Die durchschnittliche Lebenserwartung der Tiere beträgt etwa 5-10 Jahre.

Fähen werden etwa 25-40cm, Rüden bis zu 60cm groß. Das Gewicht liegt bei Fähen zwischen 500 und 1000gramm, Rüden können doppelt so viel wiegen. Allerdings gibt es zu jeder Regel auch Ausnahmen!

 

Frettchen sind Gruppentiere! Sie dürfen niemals alleine gehalten werden, da weder der Mensch noch ein anderes Tier den Partner ersetzen kann! Es erzählen immer wieder Leute, wie glücklich ihre Tiere so allein wären. Doch sieht man mal hinter die Kulissen… nicht jedes Frettchen, wenn auch die meisten, wird automatisch aggressiv in Einzelhaltung. Manche klammern sich auch an ihren Menschen… klar ist das schön, wenn das Tier einen mehr liebt als alles andere, abends zum Kuscheln ins Bett kommt und ausgiebig mit einem spielt. Aber, warum tut es das?! Weil es sonst niemanden hat. Es ist doch viel schöner, wenn das Frettchen trotz seines Partners dies alles macht. Und nicht, wenn Mensch gerade unterwegs ist, in der Hängematte liegt und sich denkt: „Wer kuschelt jetzt mit mir? Wann kommt er bloß wieder? Hoffentlich ist er nicht zu müde nach der Arbeit und spielt noch ein bisschen mit mir. Hoffentlich kommt er bald nach Hause…es ist alles so still hier… ich fühl mich so allein.“

Und gerade, damit der Mensch nicht wieder fortgeht, tut es alles um ihn nicht zu verärgern. Und wird immer wieder enttäuscht.
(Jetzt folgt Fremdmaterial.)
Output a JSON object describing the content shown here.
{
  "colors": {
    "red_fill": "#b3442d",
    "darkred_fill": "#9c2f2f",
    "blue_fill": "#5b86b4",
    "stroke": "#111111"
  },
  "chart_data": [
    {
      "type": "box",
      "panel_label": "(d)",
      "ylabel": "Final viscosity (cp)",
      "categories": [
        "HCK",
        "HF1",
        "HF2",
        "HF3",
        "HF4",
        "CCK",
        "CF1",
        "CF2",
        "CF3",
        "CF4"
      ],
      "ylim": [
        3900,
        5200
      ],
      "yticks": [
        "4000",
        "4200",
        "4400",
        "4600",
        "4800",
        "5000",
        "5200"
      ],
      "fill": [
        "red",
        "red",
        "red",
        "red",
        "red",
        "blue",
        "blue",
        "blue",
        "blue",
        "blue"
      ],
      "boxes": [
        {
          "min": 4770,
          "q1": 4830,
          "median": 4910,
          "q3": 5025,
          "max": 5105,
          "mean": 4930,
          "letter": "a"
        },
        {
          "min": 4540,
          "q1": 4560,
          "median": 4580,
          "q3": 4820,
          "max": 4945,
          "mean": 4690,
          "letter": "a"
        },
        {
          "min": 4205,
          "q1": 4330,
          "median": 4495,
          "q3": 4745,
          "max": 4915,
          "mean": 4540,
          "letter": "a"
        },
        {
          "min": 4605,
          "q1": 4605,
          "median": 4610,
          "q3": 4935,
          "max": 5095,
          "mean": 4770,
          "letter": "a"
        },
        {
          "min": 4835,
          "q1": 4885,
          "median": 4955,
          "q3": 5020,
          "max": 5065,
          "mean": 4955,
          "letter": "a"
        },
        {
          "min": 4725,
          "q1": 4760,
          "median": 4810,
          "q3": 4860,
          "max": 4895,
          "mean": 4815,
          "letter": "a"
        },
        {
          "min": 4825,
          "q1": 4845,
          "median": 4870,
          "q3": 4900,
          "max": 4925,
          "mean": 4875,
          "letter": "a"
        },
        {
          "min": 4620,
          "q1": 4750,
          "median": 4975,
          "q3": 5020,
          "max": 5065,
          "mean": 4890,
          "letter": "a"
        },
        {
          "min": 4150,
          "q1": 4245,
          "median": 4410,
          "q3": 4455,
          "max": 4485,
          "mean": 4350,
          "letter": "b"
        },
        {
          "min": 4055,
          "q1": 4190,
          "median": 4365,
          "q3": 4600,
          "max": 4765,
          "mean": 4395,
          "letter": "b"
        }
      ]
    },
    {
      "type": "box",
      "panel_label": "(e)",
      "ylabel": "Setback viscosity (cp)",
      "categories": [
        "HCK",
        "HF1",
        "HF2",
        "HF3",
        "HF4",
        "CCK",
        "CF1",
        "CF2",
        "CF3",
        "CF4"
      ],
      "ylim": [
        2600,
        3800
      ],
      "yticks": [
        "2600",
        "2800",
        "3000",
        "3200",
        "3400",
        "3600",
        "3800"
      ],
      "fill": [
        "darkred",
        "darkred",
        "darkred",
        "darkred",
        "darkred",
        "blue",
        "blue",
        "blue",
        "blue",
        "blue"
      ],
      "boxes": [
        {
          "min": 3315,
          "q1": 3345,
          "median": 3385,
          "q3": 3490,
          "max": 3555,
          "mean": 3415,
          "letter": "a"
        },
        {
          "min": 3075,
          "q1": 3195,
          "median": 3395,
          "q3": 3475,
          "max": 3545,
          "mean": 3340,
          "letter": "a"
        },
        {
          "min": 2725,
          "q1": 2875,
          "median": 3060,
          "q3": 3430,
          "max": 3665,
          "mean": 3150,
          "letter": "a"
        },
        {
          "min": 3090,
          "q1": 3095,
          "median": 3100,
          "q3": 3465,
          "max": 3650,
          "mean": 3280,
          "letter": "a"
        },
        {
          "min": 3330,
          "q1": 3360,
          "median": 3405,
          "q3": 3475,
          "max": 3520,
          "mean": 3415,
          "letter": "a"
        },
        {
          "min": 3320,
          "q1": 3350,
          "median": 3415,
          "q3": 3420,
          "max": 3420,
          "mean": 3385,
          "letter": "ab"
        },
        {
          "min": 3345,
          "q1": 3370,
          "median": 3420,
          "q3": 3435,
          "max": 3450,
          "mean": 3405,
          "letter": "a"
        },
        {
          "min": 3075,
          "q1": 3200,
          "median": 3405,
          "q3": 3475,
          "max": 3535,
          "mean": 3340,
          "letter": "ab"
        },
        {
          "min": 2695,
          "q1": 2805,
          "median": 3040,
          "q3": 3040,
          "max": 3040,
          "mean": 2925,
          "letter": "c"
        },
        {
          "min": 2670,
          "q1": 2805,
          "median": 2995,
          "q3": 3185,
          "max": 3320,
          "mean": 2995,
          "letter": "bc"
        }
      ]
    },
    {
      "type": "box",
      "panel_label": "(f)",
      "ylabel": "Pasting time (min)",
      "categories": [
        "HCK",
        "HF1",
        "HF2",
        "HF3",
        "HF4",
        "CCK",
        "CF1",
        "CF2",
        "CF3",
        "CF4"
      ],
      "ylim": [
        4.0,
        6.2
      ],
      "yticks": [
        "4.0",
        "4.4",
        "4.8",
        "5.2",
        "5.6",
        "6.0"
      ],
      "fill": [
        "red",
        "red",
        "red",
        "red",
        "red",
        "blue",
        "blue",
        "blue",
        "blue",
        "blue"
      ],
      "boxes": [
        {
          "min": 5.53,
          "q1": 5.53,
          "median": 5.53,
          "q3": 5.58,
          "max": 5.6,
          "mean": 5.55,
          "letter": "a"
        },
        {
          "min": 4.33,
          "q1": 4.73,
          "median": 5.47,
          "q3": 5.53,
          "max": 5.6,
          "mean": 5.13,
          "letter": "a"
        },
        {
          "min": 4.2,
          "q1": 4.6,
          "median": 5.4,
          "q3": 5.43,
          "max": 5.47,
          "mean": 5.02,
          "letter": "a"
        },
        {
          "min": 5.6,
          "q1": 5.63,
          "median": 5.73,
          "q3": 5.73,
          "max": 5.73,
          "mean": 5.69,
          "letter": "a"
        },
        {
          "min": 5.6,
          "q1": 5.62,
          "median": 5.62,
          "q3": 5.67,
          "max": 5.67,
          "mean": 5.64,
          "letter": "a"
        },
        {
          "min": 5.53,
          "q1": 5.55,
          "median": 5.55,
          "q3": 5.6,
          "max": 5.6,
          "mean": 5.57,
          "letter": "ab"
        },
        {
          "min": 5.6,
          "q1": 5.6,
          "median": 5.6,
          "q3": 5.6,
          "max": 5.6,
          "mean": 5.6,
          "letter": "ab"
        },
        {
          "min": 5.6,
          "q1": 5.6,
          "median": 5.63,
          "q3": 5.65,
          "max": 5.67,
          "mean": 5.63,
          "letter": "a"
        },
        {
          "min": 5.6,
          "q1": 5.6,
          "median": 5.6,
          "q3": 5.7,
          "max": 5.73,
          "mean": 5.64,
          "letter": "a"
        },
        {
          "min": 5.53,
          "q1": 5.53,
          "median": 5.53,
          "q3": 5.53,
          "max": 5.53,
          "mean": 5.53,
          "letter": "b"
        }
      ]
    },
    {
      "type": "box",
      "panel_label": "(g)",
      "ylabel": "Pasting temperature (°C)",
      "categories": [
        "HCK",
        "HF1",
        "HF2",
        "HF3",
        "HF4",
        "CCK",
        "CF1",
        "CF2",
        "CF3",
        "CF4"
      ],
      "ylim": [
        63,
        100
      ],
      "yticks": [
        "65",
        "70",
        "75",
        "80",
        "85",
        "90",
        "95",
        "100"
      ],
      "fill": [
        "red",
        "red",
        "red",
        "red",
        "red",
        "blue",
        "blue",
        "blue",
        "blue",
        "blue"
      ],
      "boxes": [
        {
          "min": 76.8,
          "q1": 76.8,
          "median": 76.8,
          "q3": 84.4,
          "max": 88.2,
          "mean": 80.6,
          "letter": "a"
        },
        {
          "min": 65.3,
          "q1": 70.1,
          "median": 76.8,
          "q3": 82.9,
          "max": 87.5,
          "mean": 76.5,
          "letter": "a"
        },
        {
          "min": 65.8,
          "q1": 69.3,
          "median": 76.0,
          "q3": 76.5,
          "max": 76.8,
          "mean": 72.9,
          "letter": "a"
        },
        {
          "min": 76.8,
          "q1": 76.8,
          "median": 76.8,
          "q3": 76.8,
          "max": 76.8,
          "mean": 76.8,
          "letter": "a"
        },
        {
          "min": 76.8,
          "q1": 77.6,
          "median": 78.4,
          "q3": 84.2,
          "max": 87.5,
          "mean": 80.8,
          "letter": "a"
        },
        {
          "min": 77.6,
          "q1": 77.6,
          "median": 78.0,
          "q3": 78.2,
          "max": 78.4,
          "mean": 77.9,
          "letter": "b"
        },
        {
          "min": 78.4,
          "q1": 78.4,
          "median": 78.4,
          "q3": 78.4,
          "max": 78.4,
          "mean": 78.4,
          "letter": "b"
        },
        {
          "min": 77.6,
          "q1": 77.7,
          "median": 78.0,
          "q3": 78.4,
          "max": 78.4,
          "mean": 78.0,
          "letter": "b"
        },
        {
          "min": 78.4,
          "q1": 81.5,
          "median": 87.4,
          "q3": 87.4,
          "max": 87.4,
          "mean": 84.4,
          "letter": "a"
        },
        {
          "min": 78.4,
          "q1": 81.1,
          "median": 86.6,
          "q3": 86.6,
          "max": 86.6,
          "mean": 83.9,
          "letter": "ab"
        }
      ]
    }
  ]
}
Wer immer noch seine Zweifel hat schaut sich am besten mal die Videos an. So können nur Frettchen miteinander spielen!

 

Des Weiteren möchte ich jedem noch einmal die Frettchenhilfen ans Herz legen. Jedes Jahr im Frühling wenden sich massenhaft Leute an Züchter, um sich dort Welpen zu holen. Seltsamerweise sitzen zur gleichen Zeit bzw. kurze Zeit später jede Menge Frettchen in den Hilfen und wünschen sich ein liebevolles zu Hause. Warum?

Man mag glauben, dass sich gerade Welpen leichter erziehen lassen oder sich mehr an einen gewöhnen. Aber das ist purer Schwachsinn.
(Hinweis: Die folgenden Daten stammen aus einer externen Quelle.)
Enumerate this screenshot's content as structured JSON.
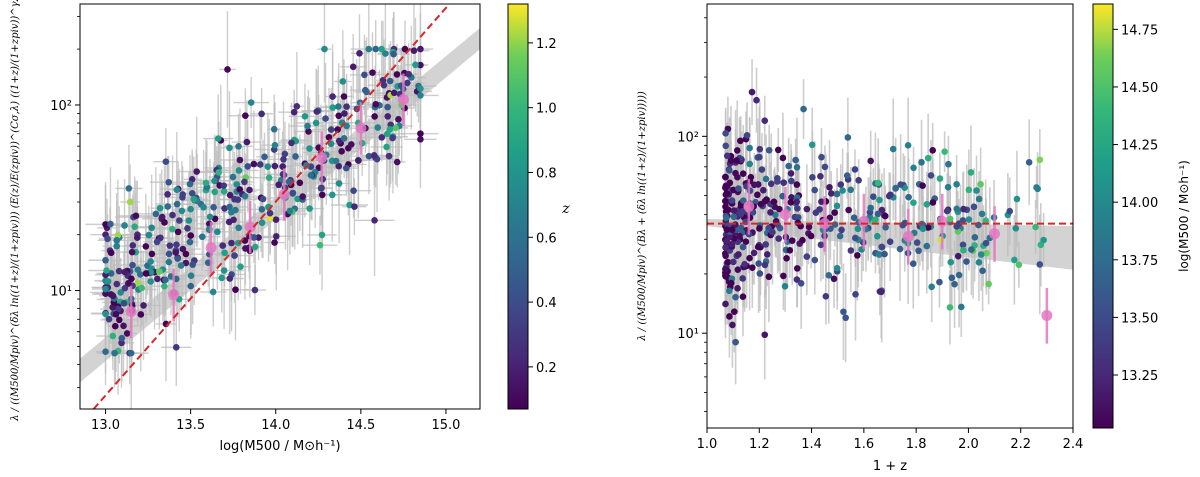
{
  "chart_data": [
    {
      "type": "scatter",
      "name": "richness-vs-mass",
      "xlabel": "log(M500 / M⊙h⁻¹)",
      "ylabel": "λ / ((M500/Mpiv)^(δλ ln((1+z)/(1+zpiv))) (E(z)/E(zpiv))^(Cσ,λ) ((1+z)/(1+zpiv))^γλ)",
      "xlim": [
        12.85,
        15.2
      ],
      "ylim": [
        2.3,
        350
      ],
      "yscale": "log",
      "xticks": [
        "13.0",
        "13.5",
        "14.0",
        "14.5",
        "15.0"
      ],
      "yticks": [
        "10¹",
        "10²"
      ],
      "colorbar": {
        "label": "z",
        "range": [
          0.07,
          1.32
        ],
        "ticks": [
          "0.2",
          "0.4",
          "0.6",
          "0.8",
          "1.0",
          "1.2"
        ],
        "colormap": "viridis"
      },
      "fit_line": {
        "points": [
          [
            12.93,
            2.3
          ],
          [
            15.02,
            350
          ]
        ],
        "color": "#d62728",
        "style": "dashed"
      },
      "confidence_band": {
        "lower": [
          [
            12.85,
            3.2
          ],
          [
            15.2,
            200
          ]
        ],
        "upper": [
          [
            12.85,
            4.3
          ],
          [
            15.2,
            260
          ]
        ],
        "color": "#d3d3d3"
      },
      "binned_points": [
        {
          "x": 13.15,
          "y": 7.7
        },
        {
          "x": 13.4,
          "y": 9.5
        },
        {
          "x": 13.62,
          "y": 17
        },
        {
          "x": 13.85,
          "y": 22
        },
        {
          "x": 14.05,
          "y": 33
        },
        {
          "x": 14.27,
          "y": 52
        },
        {
          "x": 14.5,
          "y": 75
        },
        {
          "x": 14.75,
          "y": 107
        }
      ],
      "binned_color": "#e377c2",
      "scatter": {
        "n_points": 420,
        "x_range": [
          13.0,
          14.85
        ],
        "y_range": [
          4.6,
          200
        ],
        "note": "individual clusters with error bars, colored by z"
      }
    },
    {
      "type": "scatter",
      "name": "residual-vs-redshift",
      "xlabel": "1 + z",
      "ylabel": "λ / ((M500/Mpiv)^(Bλ + (δλ ln((1+z)/(1+zpiv)))))",
      "xlim": [
        1.0,
        2.4
      ],
      "ylim": [
        3.3,
        470
      ],
      "yscale": "log",
      "xticks": [
        "1.0",
        "1.2",
        "1.4",
        "1.6",
        "1.8",
        "2.0",
        "2.2",
        "2.4"
      ],
      "yticks": [
        "10¹",
        "10²"
      ],
      "colorbar": {
        "label": "log(M500 / M⊙h⁻¹)",
        "range": [
          13.02,
          14.86
        ],
        "ticks": [
          "13.25",
          "13.50",
          "13.75",
          "14.00",
          "14.25",
          "14.50",
          "14.75"
        ],
        "colormap": "viridis"
      },
      "fit_line": {
        "y": 36,
        "color": "#d62728",
        "style": "dashed"
      },
      "confidence_band": {
        "lower": [
          [
            1.0,
            35
          ],
          [
            2.4,
            21
          ]
        ],
        "upper": [
          [
            1.0,
            38
          ],
          [
            2.4,
            35
          ]
        ],
        "color": "#d3d3d3"
      },
      "binned_points": [
        {
          "x": 1.16,
          "y": 44
        },
        {
          "x": 1.3,
          "y": 40
        },
        {
          "x": 1.45,
          "y": 36
        },
        {
          "x": 1.6,
          "y": 37
        },
        {
          "x": 1.77,
          "y": 31
        },
        {
          "x": 1.9,
          "y": 37
        },
        {
          "x": 2.1,
          "y": 32
        },
        {
          "x": 2.3,
          "y": 12.3
        }
      ],
      "binned_color": "#e377c2",
      "scatter": {
        "n_points": 430,
        "x_range": [
          1.07,
          2.3
        ],
        "y_range": [
          6,
          220
        ],
        "note": "individual clusters with error bars, colored by log mass"
      }
    }
  ]
}
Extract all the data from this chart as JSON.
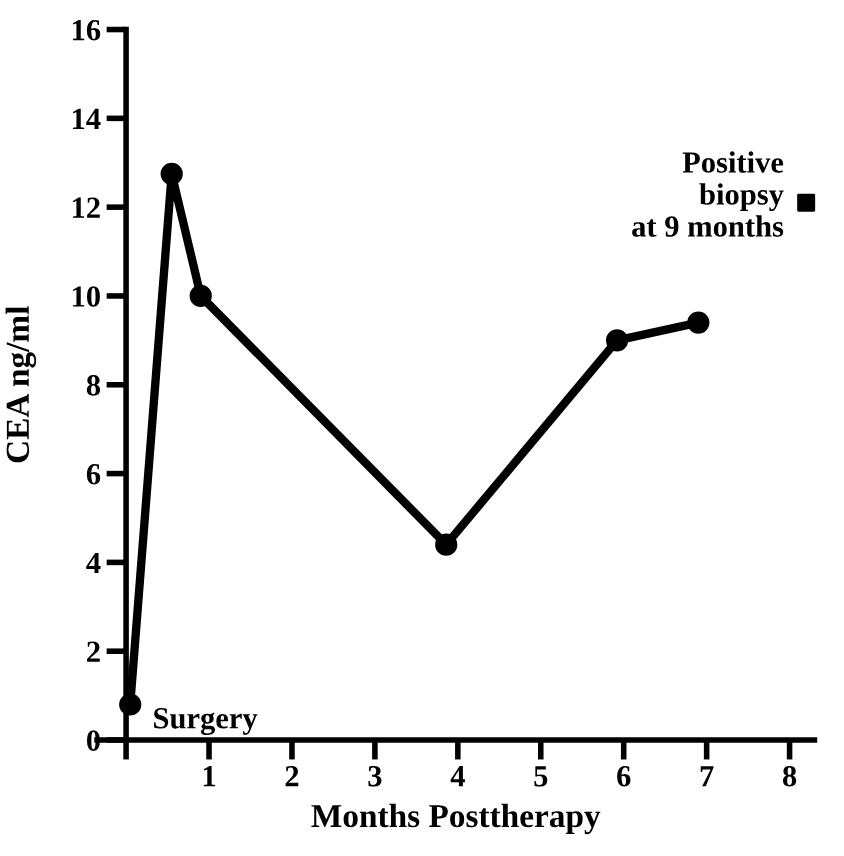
{
  "chart_data": {
    "type": "line",
    "xlabel": "Months Posttherapy",
    "ylabel": "CEA ng/ml",
    "xlim": [
      -0.35,
      8.3
    ],
    "xticks": [
      {
        "value": 0,
        "label": null
      },
      1,
      2,
      3,
      4,
      5,
      6,
      7,
      8
    ],
    "ylim": [
      0,
      16
    ],
    "yticks": [
      0,
      2,
      4,
      6,
      8,
      10,
      12,
      14,
      16
    ],
    "grid": false,
    "legend": false,
    "series": [
      {
        "color": "#000000",
        "marker": "circle",
        "line_style": "solid",
        "x": [
          0.05,
          0.55,
          0.9,
          3.86,
          5.92,
          6.9
        ],
        "values": [
          0.8,
          12.75,
          10,
          4.4,
          9,
          9.4
        ]
      },
      {
        "type": "scatter",
        "color": "#000000",
        "marker": "square",
        "x": [
          8.2
        ],
        "values": [
          12.1
        ]
      }
    ],
    "annotations": [
      {
        "text": "Surgery",
        "x": 0.05,
        "y": 0.8
      },
      {
        "text": "Positive\nbiopsy\n   at 9 months",
        "x": 8.2,
        "y": 12.1
      }
    ]
  }
}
Ich habe damals auch den „Fehler“ begannen, mir als Anfänger gleich Welpen zu holen. Nicht nur, dass ich die Bude neu einrichten durfte und alles noch sicherer machen musste, als es ohnehin schon war, ich musste auch fünf Augen in alle Richtungen haben. Da schmeißt der eine was vom Tisch während der andere in die Ecke macht… und dann kommt auch noch die erzieherischen Tätigkeiten hinzu. Wie fest darf man beißen, wo und was ist überhaupt das Klo, etc. Welpen können einen ganz schön auf Trapp halten…

 

Später kam ja Luna zu uns, mit knapp drei Jahren. Und, was soll ich sagen?! Sie erkannte sofort das Klo an, biss niemals und hätte mich nicht lieber haben können… ja, sie war einfach zuckersüß.  

 

 

Bevor du die anderen Seiten liest und dich für Frettchen entscheidest, überleg doch bitte noch mal ganz genau:

 

  • Kann ich den Tieren genügend Platz bieten? (min. 2qm Käfig + Auslauf)
  • Kann ich ihnen genügend Zeit bieten? (min. 2 Stunden täglich)
  • Kann ich die Tiere auch die nächsten acht bis zehn Jahre lang halten?
  • Hab ich genügend Geld für die Haltung inklusive hoher Tierarztrechnungen?
  • Sind alle in der Familie einverstanden? Mensch und Tier?
  • Habe ich eine schriftliche Haltegenehmigung vom Vermieter, bzw. kann ich mir eine solche besorgen – vorher nachfragen!
  • Gibt es in der Nähe einen frettchenerfahrenen Tierarzt?
  • Was mache ich, wenn ich in Urlaub fahre?
  • Habe ich mir das wirklich gut überlegt und will ich diese Tiere nicht einfach deswegen, weil ich ein (besonderes) Haustier haben will?